As opposed to Wikipedia, which uses citizen editors to perfect a single article, Helium offers a forum for experts to submit articles for peer review.

Using a unique algorithm, articles on a single topic are compared side by side, and reviewers rate them. If there are 20 articles, it does not mean that Article A will be compared with the other 19. But, if Article A is better than Article B, and Article B is better than Article C, the system assumes Article A is also better than Article C. Top-rated articles go to the top, offering the reader a variety of perspectives, as well as additional information. Lower-rated articles go to the bottom.

Helium Debate will bring this technology to discussion topics, ranging from whether troop-level increases in Iraq make sense to whether declawing your cat is cruel.

I'm not sure about the cat part, but if a reporter like John Burns -- who has covered Iraq from the ground level for several years -- enters the troop-level debate, I would read that intently. But, as a colleague of mine says, 'People in the business' -- that is, the editorial side of the publishing business -- 'know that most of what the average citizen knows about a particular topic is useless.'

Is this attitude elitist?

Not really. When you've interviewed experts and non-experts for more than 30 years, as I have, you come to understand it's true.

Think of a disaster movie where the pilot and co-pilot become incapacitated and the stewardess asks over the PA system, 'Does anybody know how to fly a plane?' If a blogger who writes a hobbyist column on flying remote-controlled airplanes raises his hand, I'd keep on praying.

Yes, there are bloggers who have expertise in their field, but it takes an awful lot of separating the wheat from the chaff to find them. Thus, the value-add of Helium.

Actually, what I find fascinating is the phenomenon of user-generated content itself. Helium, a startup with no marketing to speak of, generated in its first three months 10,000 hits per week from people who just want to be heard.
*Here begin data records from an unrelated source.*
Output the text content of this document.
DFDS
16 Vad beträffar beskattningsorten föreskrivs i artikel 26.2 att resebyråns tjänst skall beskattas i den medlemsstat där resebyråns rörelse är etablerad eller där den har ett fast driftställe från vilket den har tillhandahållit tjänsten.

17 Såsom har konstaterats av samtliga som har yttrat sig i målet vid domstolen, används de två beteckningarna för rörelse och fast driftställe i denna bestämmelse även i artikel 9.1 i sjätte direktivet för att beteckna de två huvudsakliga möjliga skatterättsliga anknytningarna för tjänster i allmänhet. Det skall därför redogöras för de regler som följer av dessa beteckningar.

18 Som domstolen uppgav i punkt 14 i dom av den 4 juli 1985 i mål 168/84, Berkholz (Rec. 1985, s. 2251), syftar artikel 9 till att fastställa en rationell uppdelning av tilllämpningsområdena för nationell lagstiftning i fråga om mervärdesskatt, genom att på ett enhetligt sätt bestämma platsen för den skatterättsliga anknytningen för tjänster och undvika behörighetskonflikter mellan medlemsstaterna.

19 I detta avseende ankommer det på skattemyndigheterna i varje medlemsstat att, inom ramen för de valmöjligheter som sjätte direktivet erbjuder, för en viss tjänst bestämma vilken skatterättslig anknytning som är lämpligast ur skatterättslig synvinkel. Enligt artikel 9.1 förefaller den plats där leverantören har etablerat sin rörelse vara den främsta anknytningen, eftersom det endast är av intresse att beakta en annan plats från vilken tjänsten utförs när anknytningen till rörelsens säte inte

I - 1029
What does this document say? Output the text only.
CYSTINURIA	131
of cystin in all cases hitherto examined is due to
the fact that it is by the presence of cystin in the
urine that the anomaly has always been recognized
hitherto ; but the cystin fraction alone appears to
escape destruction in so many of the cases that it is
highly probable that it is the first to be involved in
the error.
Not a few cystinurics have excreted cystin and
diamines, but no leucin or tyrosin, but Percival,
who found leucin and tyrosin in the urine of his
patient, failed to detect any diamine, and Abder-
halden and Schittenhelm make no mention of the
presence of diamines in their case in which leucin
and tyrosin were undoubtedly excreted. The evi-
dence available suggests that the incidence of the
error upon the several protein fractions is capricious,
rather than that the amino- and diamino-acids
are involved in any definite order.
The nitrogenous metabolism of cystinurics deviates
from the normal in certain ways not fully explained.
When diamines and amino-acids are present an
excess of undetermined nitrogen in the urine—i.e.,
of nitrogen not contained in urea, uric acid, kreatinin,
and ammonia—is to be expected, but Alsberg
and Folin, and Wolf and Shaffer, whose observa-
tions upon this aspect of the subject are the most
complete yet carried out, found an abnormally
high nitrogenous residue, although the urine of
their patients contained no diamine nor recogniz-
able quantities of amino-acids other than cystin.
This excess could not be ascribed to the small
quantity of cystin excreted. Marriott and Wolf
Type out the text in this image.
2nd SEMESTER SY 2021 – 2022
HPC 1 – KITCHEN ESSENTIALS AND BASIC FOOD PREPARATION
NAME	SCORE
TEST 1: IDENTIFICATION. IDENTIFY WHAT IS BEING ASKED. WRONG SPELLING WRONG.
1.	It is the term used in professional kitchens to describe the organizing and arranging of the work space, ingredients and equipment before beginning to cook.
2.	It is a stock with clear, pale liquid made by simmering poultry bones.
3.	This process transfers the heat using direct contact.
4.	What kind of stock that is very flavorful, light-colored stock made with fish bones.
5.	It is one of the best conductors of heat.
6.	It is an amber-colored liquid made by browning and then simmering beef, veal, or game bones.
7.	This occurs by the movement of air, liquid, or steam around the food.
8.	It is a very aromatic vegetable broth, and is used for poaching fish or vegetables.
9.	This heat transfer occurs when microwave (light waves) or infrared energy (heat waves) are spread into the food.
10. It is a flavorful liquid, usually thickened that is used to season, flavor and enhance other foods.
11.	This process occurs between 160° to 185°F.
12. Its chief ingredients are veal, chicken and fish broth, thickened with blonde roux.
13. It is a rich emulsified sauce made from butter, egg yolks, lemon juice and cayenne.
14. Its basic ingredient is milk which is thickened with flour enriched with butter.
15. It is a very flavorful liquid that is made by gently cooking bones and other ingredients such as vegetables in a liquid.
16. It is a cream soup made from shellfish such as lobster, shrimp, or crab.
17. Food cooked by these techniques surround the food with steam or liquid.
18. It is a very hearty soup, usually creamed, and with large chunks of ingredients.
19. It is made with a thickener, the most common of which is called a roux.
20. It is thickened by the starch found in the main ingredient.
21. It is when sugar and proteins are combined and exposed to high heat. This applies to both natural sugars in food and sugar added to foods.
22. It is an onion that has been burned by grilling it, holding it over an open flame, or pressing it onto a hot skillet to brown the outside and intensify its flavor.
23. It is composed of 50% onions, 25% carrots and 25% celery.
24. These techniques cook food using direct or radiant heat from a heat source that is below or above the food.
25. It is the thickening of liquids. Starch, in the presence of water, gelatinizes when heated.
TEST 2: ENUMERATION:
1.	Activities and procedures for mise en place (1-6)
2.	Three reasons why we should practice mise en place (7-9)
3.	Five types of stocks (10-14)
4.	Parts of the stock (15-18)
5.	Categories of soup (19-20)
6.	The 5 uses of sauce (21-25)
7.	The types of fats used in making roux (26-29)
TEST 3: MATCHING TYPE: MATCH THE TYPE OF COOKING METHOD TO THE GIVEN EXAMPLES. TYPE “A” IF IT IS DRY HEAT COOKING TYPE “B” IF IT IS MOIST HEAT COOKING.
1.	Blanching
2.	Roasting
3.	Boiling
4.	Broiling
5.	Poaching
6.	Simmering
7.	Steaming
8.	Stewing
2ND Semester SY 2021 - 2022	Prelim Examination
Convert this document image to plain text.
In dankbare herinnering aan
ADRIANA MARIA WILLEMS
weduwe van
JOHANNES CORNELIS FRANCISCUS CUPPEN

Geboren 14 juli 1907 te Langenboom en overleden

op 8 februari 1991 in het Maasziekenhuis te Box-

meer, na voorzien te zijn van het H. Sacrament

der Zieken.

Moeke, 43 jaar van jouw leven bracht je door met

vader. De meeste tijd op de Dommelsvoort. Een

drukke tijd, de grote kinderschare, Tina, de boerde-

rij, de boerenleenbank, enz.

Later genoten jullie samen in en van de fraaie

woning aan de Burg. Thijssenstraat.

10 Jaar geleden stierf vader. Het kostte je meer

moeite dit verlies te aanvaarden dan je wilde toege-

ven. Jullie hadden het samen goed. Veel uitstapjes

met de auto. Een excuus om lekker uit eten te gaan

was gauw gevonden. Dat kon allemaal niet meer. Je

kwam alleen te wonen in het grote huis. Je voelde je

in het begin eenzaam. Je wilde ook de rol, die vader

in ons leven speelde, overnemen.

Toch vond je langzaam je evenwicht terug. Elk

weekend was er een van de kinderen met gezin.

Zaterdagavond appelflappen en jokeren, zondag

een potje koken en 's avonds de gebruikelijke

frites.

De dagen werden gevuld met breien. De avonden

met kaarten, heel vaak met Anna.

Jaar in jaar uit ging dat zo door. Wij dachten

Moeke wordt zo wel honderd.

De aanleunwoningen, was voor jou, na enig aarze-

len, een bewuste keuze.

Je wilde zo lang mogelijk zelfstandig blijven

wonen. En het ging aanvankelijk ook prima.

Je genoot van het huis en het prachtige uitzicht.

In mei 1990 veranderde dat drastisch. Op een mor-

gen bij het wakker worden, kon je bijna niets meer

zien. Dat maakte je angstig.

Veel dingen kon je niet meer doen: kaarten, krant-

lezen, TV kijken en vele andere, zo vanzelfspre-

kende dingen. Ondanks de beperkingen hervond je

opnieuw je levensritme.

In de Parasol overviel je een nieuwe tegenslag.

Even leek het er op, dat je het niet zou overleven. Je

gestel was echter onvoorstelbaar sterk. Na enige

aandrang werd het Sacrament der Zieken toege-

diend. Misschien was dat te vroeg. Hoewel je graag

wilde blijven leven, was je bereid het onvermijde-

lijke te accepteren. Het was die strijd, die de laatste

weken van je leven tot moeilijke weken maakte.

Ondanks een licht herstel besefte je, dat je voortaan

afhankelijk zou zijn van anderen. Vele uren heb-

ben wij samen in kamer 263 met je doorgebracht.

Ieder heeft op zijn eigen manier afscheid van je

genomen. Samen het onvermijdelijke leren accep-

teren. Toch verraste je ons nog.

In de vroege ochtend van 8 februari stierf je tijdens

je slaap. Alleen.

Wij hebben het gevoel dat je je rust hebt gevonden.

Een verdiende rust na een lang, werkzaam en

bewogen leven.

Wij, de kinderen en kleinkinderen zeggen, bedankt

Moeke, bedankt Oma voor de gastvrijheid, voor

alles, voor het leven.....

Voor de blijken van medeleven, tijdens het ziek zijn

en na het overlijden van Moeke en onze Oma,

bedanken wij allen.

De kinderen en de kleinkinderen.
What is driving people to do this? Is it a pent-up urge that has festered for decades that only now can be satisfied thanks to the Web? If this opportunity for an audience had been presented to the general public 50 years ago, would it have been ignored?

The psychology is very interesting.

Whatever the reason, the facts speak louder than any debate. Drop some sugar on the floor and the ants will come -- in this case followed very quickly by the advertisers.